Diventare il capitano della squadra della tua città a 27 anni rappresenta una grande responsabilità. Ma se ti chiami Lorenzo Insigne e la città in questione è Napoli, allora diventa un qualcosa di più. Ti ritrovi a rappresentare un popolo in giro per l’Italia e per l’Europa, gente che vive con passione viscerale tutto ciò che la riguarda, ed il calcio non fa di certo eccezione. In una stagione come questa, nel momento in cui si tirano le somme e ci si ritrova ad analizzare inevitabilmente cosa non è andato, le critiche – tra gli altri – colpiscono soprattutto anche chi per la maglia, la città e la causa in questi anni ha dato tutto, con la volontà di dare ancora il proprio contributo in futuro.
Il paradosso è esattamente questo: un’annata in cui la lotta Scudetto era già decisa a Dicembre ed il cammino in Europa si è interrotto contro squadre del calibro di Liverpool, PSG ed Arsenal, essere il capitano del Napoli può risultare ugualmente un peso enorme da sostenere. Si rischia di rimanere vittima di una piazza sempre più esigente, che dopo stagioni di buio totale ha ricominciato a sognare e desidera veder realizzati i propri sogni.

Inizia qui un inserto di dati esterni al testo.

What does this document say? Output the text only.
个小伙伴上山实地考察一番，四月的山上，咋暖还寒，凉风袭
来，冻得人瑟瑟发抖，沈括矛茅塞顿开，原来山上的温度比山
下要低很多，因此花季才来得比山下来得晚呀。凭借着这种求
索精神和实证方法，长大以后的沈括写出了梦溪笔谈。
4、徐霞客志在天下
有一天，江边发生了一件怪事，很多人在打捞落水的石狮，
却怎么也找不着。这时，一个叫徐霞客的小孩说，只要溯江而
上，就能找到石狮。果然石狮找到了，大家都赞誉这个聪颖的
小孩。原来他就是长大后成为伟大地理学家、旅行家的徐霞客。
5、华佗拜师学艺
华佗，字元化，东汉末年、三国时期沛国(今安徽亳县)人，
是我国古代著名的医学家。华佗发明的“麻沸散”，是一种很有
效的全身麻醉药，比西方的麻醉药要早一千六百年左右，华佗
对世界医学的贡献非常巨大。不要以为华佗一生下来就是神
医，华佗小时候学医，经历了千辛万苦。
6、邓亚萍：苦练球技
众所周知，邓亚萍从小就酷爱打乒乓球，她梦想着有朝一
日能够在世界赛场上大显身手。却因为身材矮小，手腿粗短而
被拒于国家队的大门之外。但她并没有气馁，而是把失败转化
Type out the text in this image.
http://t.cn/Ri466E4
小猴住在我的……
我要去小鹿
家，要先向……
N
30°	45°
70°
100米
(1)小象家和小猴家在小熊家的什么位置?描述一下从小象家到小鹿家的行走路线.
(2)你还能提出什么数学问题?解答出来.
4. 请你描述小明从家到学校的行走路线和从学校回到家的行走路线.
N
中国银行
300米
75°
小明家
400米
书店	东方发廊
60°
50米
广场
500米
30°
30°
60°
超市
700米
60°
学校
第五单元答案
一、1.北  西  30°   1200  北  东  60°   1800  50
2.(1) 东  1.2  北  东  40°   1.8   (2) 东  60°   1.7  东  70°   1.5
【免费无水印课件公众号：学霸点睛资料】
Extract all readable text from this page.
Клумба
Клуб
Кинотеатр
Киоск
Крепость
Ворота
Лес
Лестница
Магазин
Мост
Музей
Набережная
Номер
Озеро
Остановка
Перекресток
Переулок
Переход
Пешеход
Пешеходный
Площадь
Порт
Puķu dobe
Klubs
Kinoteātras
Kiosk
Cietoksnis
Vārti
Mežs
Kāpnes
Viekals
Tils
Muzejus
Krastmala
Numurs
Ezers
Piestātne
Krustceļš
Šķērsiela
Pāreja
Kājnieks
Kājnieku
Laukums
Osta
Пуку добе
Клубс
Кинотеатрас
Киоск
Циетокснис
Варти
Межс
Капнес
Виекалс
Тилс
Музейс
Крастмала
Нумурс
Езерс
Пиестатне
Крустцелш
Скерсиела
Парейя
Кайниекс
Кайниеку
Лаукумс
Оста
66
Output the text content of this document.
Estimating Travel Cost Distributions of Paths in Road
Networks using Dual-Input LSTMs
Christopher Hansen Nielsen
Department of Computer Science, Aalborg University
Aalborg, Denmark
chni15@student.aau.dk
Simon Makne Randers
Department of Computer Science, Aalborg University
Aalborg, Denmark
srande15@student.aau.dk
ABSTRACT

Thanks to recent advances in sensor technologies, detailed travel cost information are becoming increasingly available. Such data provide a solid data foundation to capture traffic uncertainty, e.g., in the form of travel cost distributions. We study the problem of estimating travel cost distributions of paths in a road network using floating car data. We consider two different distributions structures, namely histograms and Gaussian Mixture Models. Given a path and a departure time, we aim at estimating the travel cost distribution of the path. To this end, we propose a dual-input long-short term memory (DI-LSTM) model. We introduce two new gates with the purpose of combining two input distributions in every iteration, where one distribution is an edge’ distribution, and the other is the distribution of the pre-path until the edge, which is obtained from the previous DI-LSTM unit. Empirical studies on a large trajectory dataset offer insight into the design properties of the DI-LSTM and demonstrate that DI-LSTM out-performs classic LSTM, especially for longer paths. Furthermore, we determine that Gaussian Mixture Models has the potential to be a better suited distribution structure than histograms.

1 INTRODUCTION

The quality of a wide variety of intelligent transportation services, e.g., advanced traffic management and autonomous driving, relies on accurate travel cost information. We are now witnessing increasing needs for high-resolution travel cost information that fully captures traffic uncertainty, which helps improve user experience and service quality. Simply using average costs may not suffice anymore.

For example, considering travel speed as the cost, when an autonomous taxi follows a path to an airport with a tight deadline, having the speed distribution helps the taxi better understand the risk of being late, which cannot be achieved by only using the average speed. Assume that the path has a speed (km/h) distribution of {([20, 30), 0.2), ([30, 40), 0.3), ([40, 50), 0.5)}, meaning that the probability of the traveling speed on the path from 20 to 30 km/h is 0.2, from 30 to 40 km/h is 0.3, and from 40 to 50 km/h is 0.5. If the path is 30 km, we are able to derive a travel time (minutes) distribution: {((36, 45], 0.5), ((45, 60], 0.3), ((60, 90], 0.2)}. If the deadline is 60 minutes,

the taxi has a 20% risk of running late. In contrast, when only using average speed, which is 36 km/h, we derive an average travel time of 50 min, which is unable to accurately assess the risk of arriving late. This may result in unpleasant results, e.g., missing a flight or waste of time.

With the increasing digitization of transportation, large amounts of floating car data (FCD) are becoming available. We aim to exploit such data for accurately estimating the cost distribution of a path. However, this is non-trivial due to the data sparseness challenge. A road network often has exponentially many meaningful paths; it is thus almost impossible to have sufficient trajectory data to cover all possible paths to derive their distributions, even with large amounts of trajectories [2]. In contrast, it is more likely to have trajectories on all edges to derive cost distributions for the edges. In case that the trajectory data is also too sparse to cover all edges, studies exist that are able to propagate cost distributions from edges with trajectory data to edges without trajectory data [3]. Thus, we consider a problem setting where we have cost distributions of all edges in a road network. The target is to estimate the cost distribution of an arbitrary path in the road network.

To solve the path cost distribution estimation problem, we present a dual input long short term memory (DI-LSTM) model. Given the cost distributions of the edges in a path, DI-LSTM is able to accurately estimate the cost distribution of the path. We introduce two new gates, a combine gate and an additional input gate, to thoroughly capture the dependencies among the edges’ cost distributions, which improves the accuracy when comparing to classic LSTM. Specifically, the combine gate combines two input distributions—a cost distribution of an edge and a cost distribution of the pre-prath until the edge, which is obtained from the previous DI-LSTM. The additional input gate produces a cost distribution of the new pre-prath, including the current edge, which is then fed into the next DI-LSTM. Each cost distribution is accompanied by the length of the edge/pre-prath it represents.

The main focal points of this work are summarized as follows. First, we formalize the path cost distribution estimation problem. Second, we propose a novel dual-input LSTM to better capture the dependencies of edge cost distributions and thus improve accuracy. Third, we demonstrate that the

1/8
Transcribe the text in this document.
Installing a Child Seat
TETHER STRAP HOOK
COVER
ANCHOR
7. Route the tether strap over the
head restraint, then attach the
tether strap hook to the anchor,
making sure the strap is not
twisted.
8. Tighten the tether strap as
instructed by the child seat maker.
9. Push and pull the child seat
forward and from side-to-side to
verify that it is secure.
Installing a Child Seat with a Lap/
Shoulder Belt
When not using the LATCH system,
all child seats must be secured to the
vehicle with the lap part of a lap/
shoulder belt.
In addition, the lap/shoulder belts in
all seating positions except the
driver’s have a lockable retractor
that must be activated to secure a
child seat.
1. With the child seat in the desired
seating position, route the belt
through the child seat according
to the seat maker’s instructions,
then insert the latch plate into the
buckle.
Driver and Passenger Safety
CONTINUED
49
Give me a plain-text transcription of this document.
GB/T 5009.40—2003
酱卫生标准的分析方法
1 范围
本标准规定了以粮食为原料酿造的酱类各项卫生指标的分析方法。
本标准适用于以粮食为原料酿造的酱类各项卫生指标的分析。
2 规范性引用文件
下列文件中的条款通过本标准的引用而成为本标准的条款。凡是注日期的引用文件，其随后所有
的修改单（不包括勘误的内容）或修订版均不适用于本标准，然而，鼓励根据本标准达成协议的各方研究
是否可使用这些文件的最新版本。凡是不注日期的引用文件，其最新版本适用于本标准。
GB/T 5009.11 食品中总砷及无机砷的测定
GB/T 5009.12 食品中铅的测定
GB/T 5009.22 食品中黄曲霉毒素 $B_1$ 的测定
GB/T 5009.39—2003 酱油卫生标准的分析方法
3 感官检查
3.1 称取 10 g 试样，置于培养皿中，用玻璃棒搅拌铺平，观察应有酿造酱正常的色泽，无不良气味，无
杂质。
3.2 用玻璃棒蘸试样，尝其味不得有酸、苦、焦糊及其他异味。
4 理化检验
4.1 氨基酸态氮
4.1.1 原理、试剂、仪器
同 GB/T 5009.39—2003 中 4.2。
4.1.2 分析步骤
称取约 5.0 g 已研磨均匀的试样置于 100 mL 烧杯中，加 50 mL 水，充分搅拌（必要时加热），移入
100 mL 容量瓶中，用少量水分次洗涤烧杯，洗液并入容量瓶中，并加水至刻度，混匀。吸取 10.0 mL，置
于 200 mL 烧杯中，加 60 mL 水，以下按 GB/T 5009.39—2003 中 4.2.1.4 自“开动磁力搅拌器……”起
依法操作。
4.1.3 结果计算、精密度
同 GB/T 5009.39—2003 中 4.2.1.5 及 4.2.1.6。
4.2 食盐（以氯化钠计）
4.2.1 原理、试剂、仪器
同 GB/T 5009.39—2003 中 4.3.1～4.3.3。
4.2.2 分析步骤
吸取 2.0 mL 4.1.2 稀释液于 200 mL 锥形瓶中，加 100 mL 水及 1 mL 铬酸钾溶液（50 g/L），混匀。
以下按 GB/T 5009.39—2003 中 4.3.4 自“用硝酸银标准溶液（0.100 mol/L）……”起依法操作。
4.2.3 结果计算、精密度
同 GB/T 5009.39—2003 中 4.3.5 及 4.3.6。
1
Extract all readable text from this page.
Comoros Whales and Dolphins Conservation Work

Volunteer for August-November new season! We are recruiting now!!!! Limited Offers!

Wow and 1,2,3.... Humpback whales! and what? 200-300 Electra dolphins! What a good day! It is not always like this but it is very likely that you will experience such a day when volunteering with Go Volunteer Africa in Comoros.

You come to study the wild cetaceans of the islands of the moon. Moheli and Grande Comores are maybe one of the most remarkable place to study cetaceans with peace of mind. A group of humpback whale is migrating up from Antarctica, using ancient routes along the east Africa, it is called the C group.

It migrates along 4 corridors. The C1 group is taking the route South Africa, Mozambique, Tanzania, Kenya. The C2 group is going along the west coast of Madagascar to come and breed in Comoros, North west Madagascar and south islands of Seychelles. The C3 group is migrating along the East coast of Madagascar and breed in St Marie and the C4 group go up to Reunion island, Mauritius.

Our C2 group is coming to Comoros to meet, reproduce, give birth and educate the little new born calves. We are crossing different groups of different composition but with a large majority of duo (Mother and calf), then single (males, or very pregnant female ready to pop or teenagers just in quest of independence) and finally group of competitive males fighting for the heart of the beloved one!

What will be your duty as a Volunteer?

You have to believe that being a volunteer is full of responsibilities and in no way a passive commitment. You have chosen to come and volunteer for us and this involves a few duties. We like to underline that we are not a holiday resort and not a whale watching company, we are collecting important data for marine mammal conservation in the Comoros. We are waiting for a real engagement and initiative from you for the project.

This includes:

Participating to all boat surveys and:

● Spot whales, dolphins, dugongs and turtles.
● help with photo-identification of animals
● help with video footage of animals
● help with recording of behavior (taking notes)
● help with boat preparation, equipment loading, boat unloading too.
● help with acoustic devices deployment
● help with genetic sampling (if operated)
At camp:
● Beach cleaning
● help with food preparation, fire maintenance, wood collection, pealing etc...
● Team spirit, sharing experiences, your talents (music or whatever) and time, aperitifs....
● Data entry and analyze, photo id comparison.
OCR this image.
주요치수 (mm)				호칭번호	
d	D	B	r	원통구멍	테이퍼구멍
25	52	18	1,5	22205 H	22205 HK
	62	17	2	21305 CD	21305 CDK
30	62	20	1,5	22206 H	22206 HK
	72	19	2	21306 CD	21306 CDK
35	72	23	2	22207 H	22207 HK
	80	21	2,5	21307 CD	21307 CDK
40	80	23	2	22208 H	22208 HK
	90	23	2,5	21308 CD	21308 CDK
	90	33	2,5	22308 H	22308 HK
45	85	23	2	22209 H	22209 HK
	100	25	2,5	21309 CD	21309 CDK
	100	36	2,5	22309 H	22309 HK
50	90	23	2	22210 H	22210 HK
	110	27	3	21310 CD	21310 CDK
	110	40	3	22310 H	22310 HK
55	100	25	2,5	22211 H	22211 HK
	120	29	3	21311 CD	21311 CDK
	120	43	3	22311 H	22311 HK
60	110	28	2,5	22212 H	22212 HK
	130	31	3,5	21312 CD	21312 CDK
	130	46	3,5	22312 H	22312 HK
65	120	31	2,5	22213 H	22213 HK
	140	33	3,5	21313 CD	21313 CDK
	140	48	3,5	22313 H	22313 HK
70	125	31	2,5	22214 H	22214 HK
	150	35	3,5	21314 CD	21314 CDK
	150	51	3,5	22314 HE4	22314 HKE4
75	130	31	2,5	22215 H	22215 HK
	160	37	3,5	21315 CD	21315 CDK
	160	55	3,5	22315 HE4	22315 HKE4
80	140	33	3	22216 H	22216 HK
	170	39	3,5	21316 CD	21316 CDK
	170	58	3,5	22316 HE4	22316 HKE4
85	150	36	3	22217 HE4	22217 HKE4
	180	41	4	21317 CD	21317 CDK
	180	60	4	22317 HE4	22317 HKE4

Il Magnifico aveva iniziato la stagione con una media gol decisamente superiore a quella a cui ci aveva abituato, complice un’organizzazione di gioco che lo avvicina di più alla porta, dove far valere le sue doti di finalizzatore. Un campionato mai realmente decollato per il Napoli – ben più lontano dal titolo rispetto all’anno scorso, pur mantenendo la stessa posizione in classifica – ha oscurato agli occhi dei più la maturità raggiunta da Insigne, che con l’aiuto di Ancelotti è riuscito a crescere anche in termini di intesa con il suo partner d’attacco Milik e di personalità nelle scelte prese in campo. L’eccesso di quest’ultima, però, lo ha portato alla cronaca come protagonista negativo dello scontro diretto contro l’Inter, in cui ha rimediato un rosso diretto nella bagarre dei cori razzisti a Koulibaly, oltre che una pesante sconfitta dopo una prestazione tutt’altro che esaltante.
La tendenza a sparire nei match che contano è un’etichetta difficile da scollarsi di dosso, anche per un ragazzo che in Champions ha consacrato con un gol una prestazione collettiva di altissimo livello contro il Liverpool. Nonostante ciò, la qualificazione non è arrivata e l’ambiente ne ha risentito, riversando tutto il proprio disappunto sugli spalti e nella ricerca dei colpevoli.
Non bisogna dunque meravigliarsi se a stagione finita, in un match contro il quasi salvo Cagliari, quel pallone del 2-1 da posizionare sul dischetto pesasse lo stesso come un macigno, se la rabbia dimostrata in quell’esultanza sembri quasi un’eccesso: Lorenzo è nientemeno che un ragazzo innamorato, che soffre le sconfitte come un tifoso e in egual modo celebra le vittorie. E che in un ambiente come Napoli, dove nulla è scontato e tutto è ingigantito, sa che non esiste un altro modo per scacciare il peso delle pressioni e delle critiche, se non dimostrare il proprio amore.